Gustavo Barakat, sócio do Pé de Manga dentre outros restaurantes concorda. “Os preços dos alimentos estão em alta, impactando diretamente os custos dos bares e restaurantes. Condições climáticas adversas, interrupções na cadeia de abastecimento e aumento da demanda global são alguns dos fatores que contribuem para esse cenário. Como resultado, os consumidores podem notar um aumento nos preços dos pratos nos cardápios. Para lidar com essa situação, nós empresários estamos adotando medidas como revisão de cardápios, negociação com fornecedores e otimização de processos de produção”.
Para piorar, como noticiado pela mídia há meses, o arroz é um dos itens que mais sofreu com aumento. “Não temos como prever ou estimar percentual de aumento de preço pois são muitas variantes que podem impactar no agronegócio. A ABRASEL apoia os empresários com cursos voltados à gestão e qualificação, para que possam direcionar os negócios de forma mais assertiva. Temos ainda, a Esbre – Escola de Bares e Restaurantes, que oferece uma grade diversa e específica de cursos para empresários e funcionários”, informa Paim.
A cozinheira N.L. que trabalha em um restaurante na região Oeste de São Paulo e prefere não se identificar revela estar preocupada com os acontecimentos. “Estamos passando por instabilidade já há muito tempo e isso preocupa. É comum vermos nosso patrão se desdobrando para manter os empregos de todos. Só de falar do meu, já fico angustiada”, declara a mãe solteira de três crianças e única chefe da família. É preciso olhar à fundo o problema dos preços dos alimentos e agir imediatamente, para evitar desemprego e ainda mais inflação e crise.

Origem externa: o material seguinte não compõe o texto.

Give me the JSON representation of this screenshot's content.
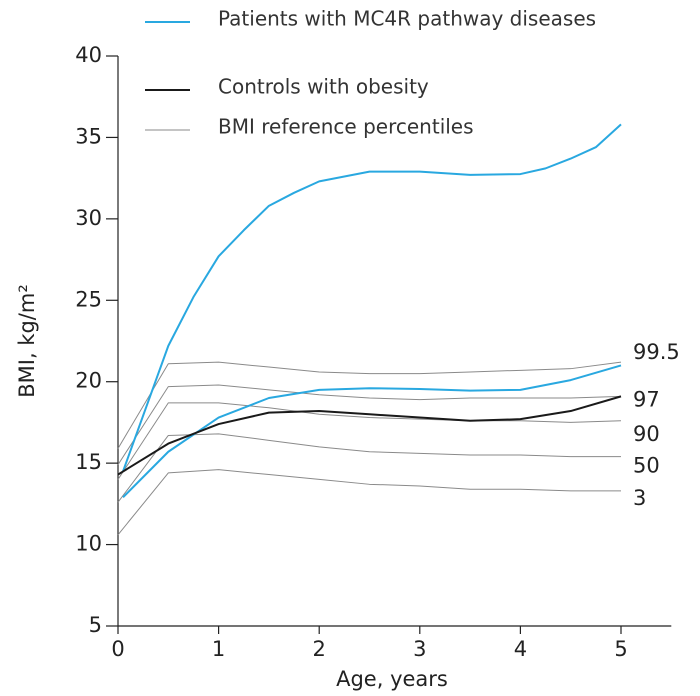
{
  "chart_data": {
    "type": "line",
    "xlabel": "Age, years",
    "ylabel": "BMI, kg/m²",
    "xlim": [
      0,
      5.5
    ],
    "ylim": [
      5,
      40
    ],
    "xticks": [
      0,
      1,
      2,
      3,
      4,
      5
    ],
    "yticks": [
      5,
      10,
      15,
      20,
      25,
      30,
      35,
      40
    ],
    "series": [
      {
        "name": "Patients with MC4R pathway diseases",
        "color": "#29a8e0",
        "x": [
          0.05,
          0.5,
          0.75,
          1,
          1.25,
          1.5,
          1.75,
          2,
          2.5,
          3,
          3.5,
          4,
          4.25,
          4.5,
          4.75,
          5
        ],
        "values": [
          14.5,
          22.2,
          25.2,
          27.7,
          29.3,
          30.8,
          31.6,
          32.3,
          32.9,
          32.9,
          32.7,
          32.75,
          33.1,
          33.7,
          34.4,
          35.8
        ]
      },
      {
        "color": "#29a8e0",
        "x": [
          0.05,
          0.5,
          1,
          1.5,
          2,
          2.5,
          3,
          3.5,
          4,
          4.5,
          5
        ],
        "values": [
          12.9,
          15.7,
          17.8,
          19.0,
          19.5,
          19.6,
          19.55,
          19.45,
          19.5,
          20.1,
          21.0
        ]
      },
      {
        "name": "Controls with obesity",
        "color": "#1a1a1a",
        "x": [
          0,
          0.5,
          1,
          1.5,
          2,
          2.5,
          3,
          3.5,
          4,
          4.5,
          5
        ],
        "values": [
          14.3,
          16.2,
          17.4,
          18.1,
          18.2,
          18.0,
          17.8,
          17.6,
          17.7,
          18.2,
          19.1
        ]
      }
    ],
    "percentiles": {
      "name": "BMI reference percentiles",
      "color": "#8a8a8a",
      "x": [
        0,
        0.5,
        1,
        1.5,
        2,
        2.5,
        3,
        3.5,
        4,
        4.5,
        5
      ],
      "lines": [
        {
          "label": "99.5",
          "values": [
            15.9,
            21.1,
            21.2,
            20.9,
            20.6,
            20.5,
            20.5,
            20.6,
            20.7,
            20.8,
            21.2
          ]
        },
        {
          "label": "97",
          "values": [
            14.9,
            19.7,
            19.8,
            19.5,
            19.2,
            19.0,
            18.9,
            19.0,
            19.0,
            19.0,
            19.1
          ]
        },
        {
          "label": "90",
          "values": [
            14.0,
            18.7,
            18.7,
            18.4,
            18.0,
            17.8,
            17.7,
            17.6,
            17.6,
            17.5,
            17.6
          ]
        },
        {
          "label": "50",
          "values": [
            12.6,
            16.7,
            16.8,
            16.4,
            16.0,
            15.7,
            15.6,
            15.5,
            15.5,
            15.4,
            15.4
          ]
        },
        {
          "label": "3",
          "values": [
            10.6,
            14.4,
            14.6,
            14.3,
            14.0,
            13.7,
            13.6,
            13.4,
            13.4,
            13.3,
            13.3
          ]
        }
      ]
    }
  }
}
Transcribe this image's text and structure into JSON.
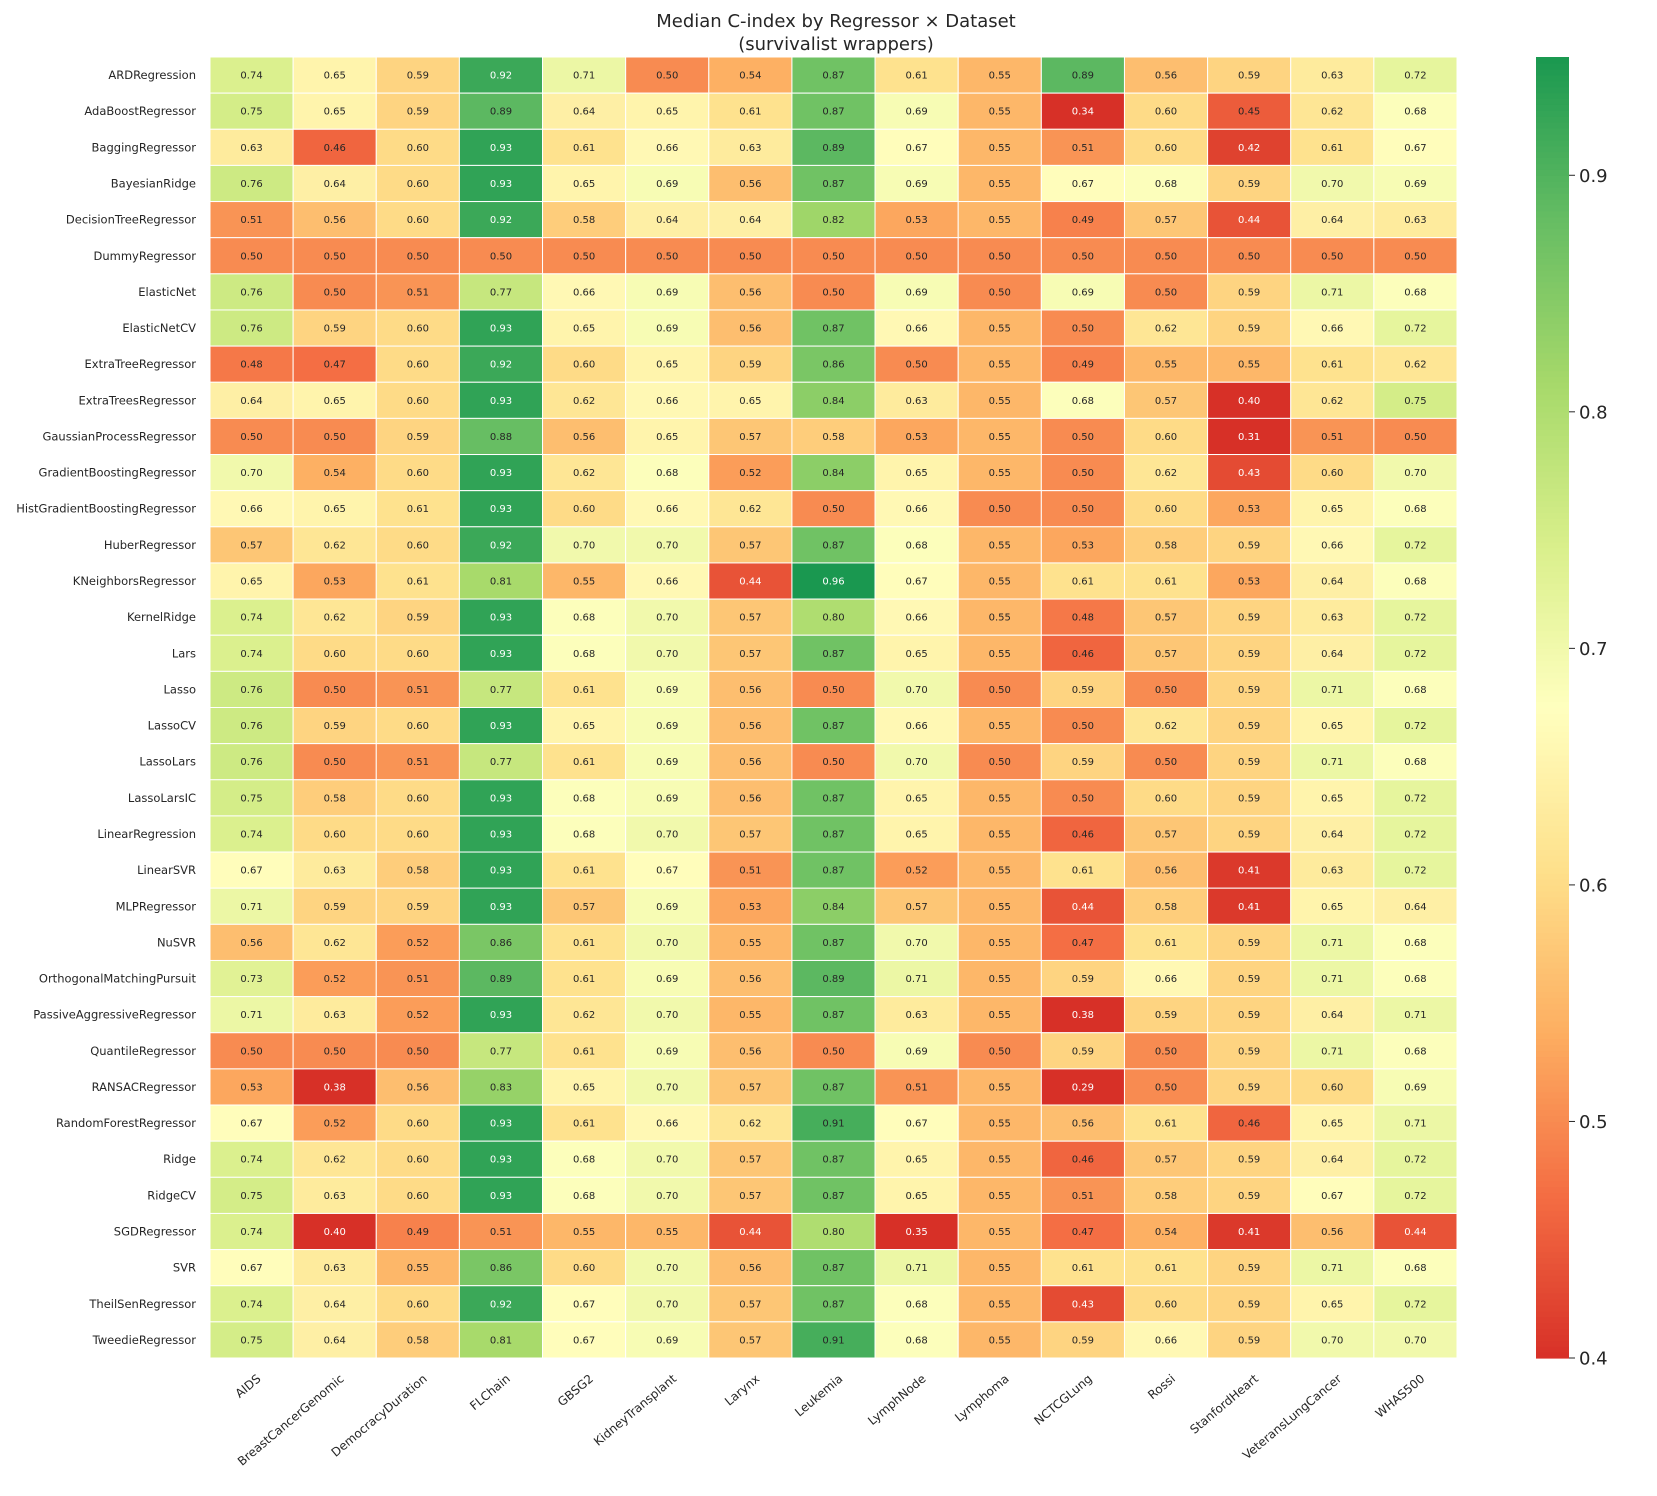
{
  "chart_data": {
    "type": "heatmap",
    "title": "Median C-index by Regressor × Dataset",
    "subtitle": "(survivalist wrappers)",
    "xlabel": "",
    "ylabel": "",
    "columns": [
      "AIDS",
      "BreastCancerGenomic",
      "DemocracyDuration",
      "FLChain",
      "GBSG2",
      "KidneyTransplant",
      "Larynx",
      "Leukemia",
      "LymphNode",
      "Lymphoma",
      "NCTCGLung",
      "Rossi",
      "StanfordHeart",
      "VeteransLungCancer",
      "WHAS500"
    ],
    "rows": [
      "ARDRegression",
      "AdaBoostRegressor",
      "BaggingRegressor",
      "BayesianRidge",
      "DecisionTreeRegressor",
      "DummyRegressor",
      "ElasticNet",
      "ElasticNetCV",
      "ExtraTreeRegressor",
      "ExtraTreesRegressor",
      "GaussianProcessRegressor",
      "GradientBoostingRegressor",
      "HistGradientBoostingRegressor",
      "HuberRegressor",
      "KNeighborsRegressor",
      "KernelRidge",
      "Lars",
      "Lasso",
      "LassoCV",
      "LassoLars",
      "LassoLarsIC",
      "LinearRegression",
      "LinearSVR",
      "MLPRegressor",
      "NuSVR",
      "OrthogonalMatchingPursuit",
      "PassiveAggressiveRegressor",
      "QuantileRegressor",
      "RANSACRegressor",
      "RandomForestRegressor",
      "Ridge",
      "RidgeCV",
      "SGDRegressor",
      "SVR",
      "TheilSenRegressor",
      "TweedieRegressor"
    ],
    "values": [
      [
        0.74,
        0.65,
        0.59,
        0.92,
        0.71,
        0.5,
        0.54,
        0.87,
        0.61,
        0.55,
        0.89,
        0.56,
        0.59,
        0.63,
        0.72
      ],
      [
        0.75,
        0.65,
        0.59,
        0.89,
        0.64,
        0.65,
        0.61,
        0.87,
        0.69,
        0.55,
        0.34,
        0.6,
        0.45,
        0.62,
        0.68
      ],
      [
        0.63,
        0.46,
        0.6,
        0.93,
        0.61,
        0.66,
        0.63,
        0.89,
        0.67,
        0.55,
        0.51,
        0.6,
        0.42,
        0.61,
        0.67
      ],
      [
        0.76,
        0.64,
        0.6,
        0.93,
        0.65,
        0.69,
        0.56,
        0.87,
        0.69,
        0.55,
        0.67,
        0.68,
        0.59,
        0.7,
        0.69
      ],
      [
        0.51,
        0.56,
        0.6,
        0.92,
        0.58,
        0.64,
        0.64,
        0.82,
        0.53,
        0.55,
        0.49,
        0.57,
        0.44,
        0.64,
        0.63
      ],
      [
        0.5,
        0.5,
        0.5,
        0.5,
        0.5,
        0.5,
        0.5,
        0.5,
        0.5,
        0.5,
        0.5,
        0.5,
        0.5,
        0.5,
        0.5
      ],
      [
        0.76,
        0.5,
        0.51,
        0.77,
        0.66,
        0.69,
        0.56,
        0.5,
        0.69,
        0.5,
        0.69,
        0.5,
        0.59,
        0.71,
        0.68
      ],
      [
        0.76,
        0.59,
        0.6,
        0.93,
        0.65,
        0.69,
        0.56,
        0.87,
        0.66,
        0.55,
        0.5,
        0.62,
        0.59,
        0.66,
        0.72
      ],
      [
        0.48,
        0.47,
        0.6,
        0.92,
        0.6,
        0.65,
        0.59,
        0.86,
        0.5,
        0.55,
        0.49,
        0.55,
        0.55,
        0.61,
        0.62
      ],
      [
        0.64,
        0.65,
        0.6,
        0.93,
        0.62,
        0.66,
        0.65,
        0.84,
        0.63,
        0.55,
        0.68,
        0.57,
        0.4,
        0.62,
        0.75
      ],
      [
        0.5,
        0.5,
        0.59,
        0.88,
        0.56,
        0.65,
        0.57,
        0.58,
        0.53,
        0.55,
        0.5,
        0.6,
        0.31,
        0.51,
        0.5
      ],
      [
        0.7,
        0.54,
        0.6,
        0.93,
        0.62,
        0.68,
        0.52,
        0.84,
        0.65,
        0.55,
        0.5,
        0.62,
        0.43,
        0.6,
        0.7
      ],
      [
        0.66,
        0.65,
        0.61,
        0.93,
        0.6,
        0.66,
        0.62,
        0.5,
        0.66,
        0.5,
        0.5,
        0.6,
        0.53,
        0.65,
        0.68
      ],
      [
        0.57,
        0.62,
        0.6,
        0.92,
        0.7,
        0.7,
        0.57,
        0.87,
        0.68,
        0.55,
        0.53,
        0.58,
        0.59,
        0.66,
        0.72
      ],
      [
        0.65,
        0.53,
        0.61,
        0.81,
        0.55,
        0.66,
        0.44,
        0.96,
        0.67,
        0.55,
        0.61,
        0.61,
        0.53,
        0.64,
        0.68
      ],
      [
        0.74,
        0.62,
        0.59,
        0.93,
        0.68,
        0.7,
        0.57,
        0.8,
        0.66,
        0.55,
        0.48,
        0.57,
        0.59,
        0.63,
        0.72
      ],
      [
        0.74,
        0.6,
        0.6,
        0.93,
        0.68,
        0.7,
        0.57,
        0.87,
        0.65,
        0.55,
        0.46,
        0.57,
        0.59,
        0.64,
        0.72
      ],
      [
        0.76,
        0.5,
        0.51,
        0.77,
        0.61,
        0.69,
        0.56,
        0.5,
        0.7,
        0.5,
        0.59,
        0.5,
        0.59,
        0.71,
        0.68
      ],
      [
        0.76,
        0.59,
        0.6,
        0.93,
        0.65,
        0.69,
        0.56,
        0.87,
        0.66,
        0.55,
        0.5,
        0.62,
        0.59,
        0.65,
        0.72
      ],
      [
        0.76,
        0.5,
        0.51,
        0.77,
        0.61,
        0.69,
        0.56,
        0.5,
        0.7,
        0.5,
        0.59,
        0.5,
        0.59,
        0.71,
        0.68
      ],
      [
        0.75,
        0.58,
        0.6,
        0.93,
        0.68,
        0.69,
        0.56,
        0.87,
        0.65,
        0.55,
        0.5,
        0.6,
        0.59,
        0.65,
        0.72
      ],
      [
        0.74,
        0.6,
        0.6,
        0.93,
        0.68,
        0.7,
        0.57,
        0.87,
        0.65,
        0.55,
        0.46,
        0.57,
        0.59,
        0.64,
        0.72
      ],
      [
        0.67,
        0.63,
        0.58,
        0.93,
        0.61,
        0.67,
        0.51,
        0.87,
        0.52,
        0.55,
        0.61,
        0.56,
        0.41,
        0.63,
        0.72
      ],
      [
        0.71,
        0.59,
        0.59,
        0.93,
        0.57,
        0.69,
        0.53,
        0.84,
        0.57,
        0.55,
        0.44,
        0.58,
        0.41,
        0.65,
        0.64
      ],
      [
        0.56,
        0.62,
        0.52,
        0.86,
        0.61,
        0.7,
        0.55,
        0.87,
        0.7,
        0.55,
        0.47,
        0.61,
        0.59,
        0.71,
        0.68
      ],
      [
        0.73,
        0.52,
        0.51,
        0.89,
        0.61,
        0.69,
        0.56,
        0.89,
        0.71,
        0.55,
        0.59,
        0.66,
        0.59,
        0.71,
        0.68
      ],
      [
        0.71,
        0.63,
        0.52,
        0.93,
        0.62,
        0.7,
        0.55,
        0.87,
        0.63,
        0.55,
        0.38,
        0.59,
        0.59,
        0.64,
        0.71
      ],
      [
        0.5,
        0.5,
        0.5,
        0.77,
        0.61,
        0.69,
        0.56,
        0.5,
        0.69,
        0.5,
        0.59,
        0.5,
        0.59,
        0.71,
        0.68
      ],
      [
        0.53,
        0.38,
        0.56,
        0.83,
        0.65,
        0.7,
        0.57,
        0.87,
        0.51,
        0.55,
        0.29,
        0.5,
        0.59,
        0.6,
        0.69
      ],
      [
        0.67,
        0.52,
        0.6,
        0.93,
        0.61,
        0.66,
        0.62,
        0.91,
        0.67,
        0.55,
        0.56,
        0.61,
        0.46,
        0.65,
        0.71
      ],
      [
        0.74,
        0.62,
        0.6,
        0.93,
        0.68,
        0.7,
        0.57,
        0.87,
        0.65,
        0.55,
        0.46,
        0.57,
        0.59,
        0.64,
        0.72
      ],
      [
        0.75,
        0.63,
        0.6,
        0.93,
        0.68,
        0.7,
        0.57,
        0.87,
        0.65,
        0.55,
        0.51,
        0.58,
        0.59,
        0.67,
        0.72
      ],
      [
        0.74,
        0.4,
        0.49,
        0.51,
        0.55,
        0.55,
        0.44,
        0.8,
        0.35,
        0.55,
        0.47,
        0.54,
        0.41,
        0.56,
        0.44
      ],
      [
        0.67,
        0.63,
        0.55,
        0.86,
        0.6,
        0.7,
        0.56,
        0.87,
        0.71,
        0.55,
        0.61,
        0.61,
        0.59,
        0.71,
        0.68
      ],
      [
        0.74,
        0.64,
        0.6,
        0.92,
        0.67,
        0.7,
        0.57,
        0.87,
        0.68,
        0.55,
        0.43,
        0.6,
        0.59,
        0.65,
        0.72
      ],
      [
        0.75,
        0.64,
        0.58,
        0.81,
        0.67,
        0.69,
        0.57,
        0.91,
        0.68,
        0.55,
        0.59,
        0.66,
        0.59,
        0.7,
        0.7
      ]
    ],
    "colormap": "RdYlGn",
    "vmin": 0.4,
    "vmax": 0.95,
    "colorbar_ticks": [
      "0.4",
      "0.5",
      "0.6",
      "0.7",
      "0.8",
      "0.9"
    ],
    "colorbar_tick_values": [
      0.4,
      0.5,
      0.6,
      0.7,
      0.8,
      0.9
    ],
    "annotation_format": "2 decimals",
    "grid": false,
    "cell_border_color": "#ffffff"
  }
}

A falta da política de incentivo também é outro vilão do setor, segundo Lombardi. “Falo sempre que posso em entrevistas que falta atitude de nossos governantes. Por exemplo, poderia ter sido criada uma política de incentivo, tanto na parte do IPTU quanto na linha de crédito subsidiada para os alugueis no pós pandemia e nada disso foi feito. É preciso frisar que somos o segundo setor que gera mais empregos na cidade de São Paulo e onde temos muitas mulheres como colaboradoras, e estas, em sua maioria têm filhos, e o provento dos lares vem dessas pessoas. É preciso começar a olhar o segmento com outro ângulo e agir mais”, finaliza.